In 1639, England’s King Charles I had a major falling out with his Parliament, who objected to his methods in the raising of funds for the military. Angered, he then ordered Parliament to adjourn but they refused; this was the beginning of civil war in England. In this civil war, a rebel army led by Oliver Cromwell, a Puritan leader in Parliament, was victorious. Subsequently, Parliament, under the direction of Cromwell, tried the king for treason, convicted him and beheaded him.
Cromwell then established a military dictatorship, which existed until his death in 1658. During this period, Puritanism became the state-supported religion, and Puritans returned in droves from New England to England.
After Cromwell’s death in 1658, Parliament re-asserted its loyalty to the Crown and invited King Charles’s son to become King Charles II. This restoration of the monarchy ended the revolution and began the counter-revolutionary phase.
Of the roughly 67 Regicides (also known as king-killers or judges–they were members of Parliament in 1639), 41 of these remained alive at the end of the revolution. Of this number, 29 were hunted down, captured, and tried, and 13 of them were executed as Regicides.
Our story is not of these, but it is instead of three Regicides who escaped the king’s men and traveled to New England; all were members of Parliament, and all were colonels in the English military. William Goffe and his father-in-law Edward Whalley arrived in the New Haven Colony in 1661; John Dixwell arrived here in 1664. The Puritan colonists were of course sympathetic, and hid and fed them. During two periods, the Regicides spent as much as a month at a time hiding in Judges Cave, a natural rock formation upon West Rock. One night, as it is told, they were chased from the cave by a mountain lion.
Eventually, representatives of King Charles II who had searched extensively for them, stopped coming around. John Dixwell had settled in New Haven and raised a family under an assumed name; he finally admitted to his real name upon his deathbed. Today, he is buried behind Center Church on New Haven Green. The other two judges had moved on and continued to hide elsewhere.

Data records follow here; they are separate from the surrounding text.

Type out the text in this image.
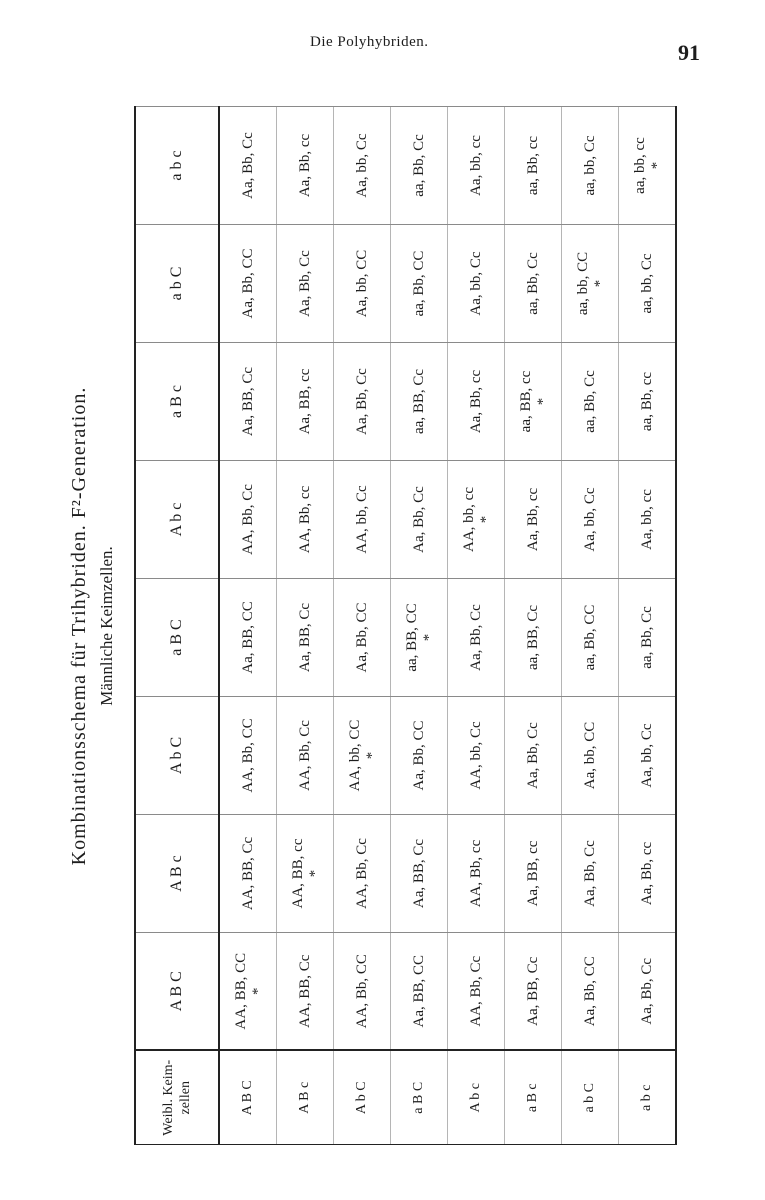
Die Polyhybriden.	91
Kombinationsschema für Trihybriden. F²-Generation. Männliche Keimzellen.
Weibl. Keim-zellen	A B C	A B c	A b C	a B C	A b c	a B c	a b C	a b c
A B C	AA, BB, CC *	AA, BB, Cc	AA, Bb, CC	Aa, BB, CC	AA, Bb, Cc	Aa, BB, Cc	Aa, Bb, CC	Aa, Bb, Cc

A B c	AA, BB, Cc	AA, BB, cc *	AA, Bb, Cc	Aa, BB, Cc	AA, Bb, cc	Aa, BB, cc	Aa, Bb, Cc	Aa, Bb, cc

A b C	AA, Bb, CC	AA, Bb, Cc	AA, bb, CC *	Aa, Bb, CC	AA, bb, Cc	Aa, Bb, Cc	Aa, bb, CC	Aa, bb, Cc

a B C	Aa, BB, CC	Aa, BB, Cc	Aa, Bb, CC	aa, BB, CC *	Aa, Bb, Cc	aa, BB, Cc	aa, Bb, CC	aa, Bb, Cc

A b c	AA, Bb, Cc	AA, Bb, cc	AA, bb, Cc	Aa, Bb, Cc	AA, bb, cc *	Aa, Bb, cc	Aa, bb, Cc	Aa, bb, cc

a B c	Aa, BB, Cc	Aa, BB, cc	Aa, Bb, Cc	aa, BB, Cc	Aa, Bb, cc	aa, BB, cc *	aa, Bb, Cc	aa, Bb, cc

a b C	Aa, Bb, CC	Aa, Bb, Cc	Aa, bb, CC	aa, Bb, CC	Aa, bb, Cc	aa, Bb, Cc	aa, bb, CC *	aa, bb, Cc

a b c	Aa, Bb, Cc	Aa, Bb, cc	Aa, bb, Cc	aa, Bb, Cc	Aa, bb, cc	aa, Bb, cc	aa, bb, Cc	aa, bb, cc *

Today, to commemorate the Regicides and this chapter in New Haven history, three streets fan out north and west from Broadway in New Haven; they are Whalley and Dixwell avenues, and Goffe Street.
Judges Cave can no longer be accessed by automobile, as the auto road up West Rock was closed some 30 years ago; however, it is still reached by hikers on a popular path known as—you guessed it—the Regicides Trail.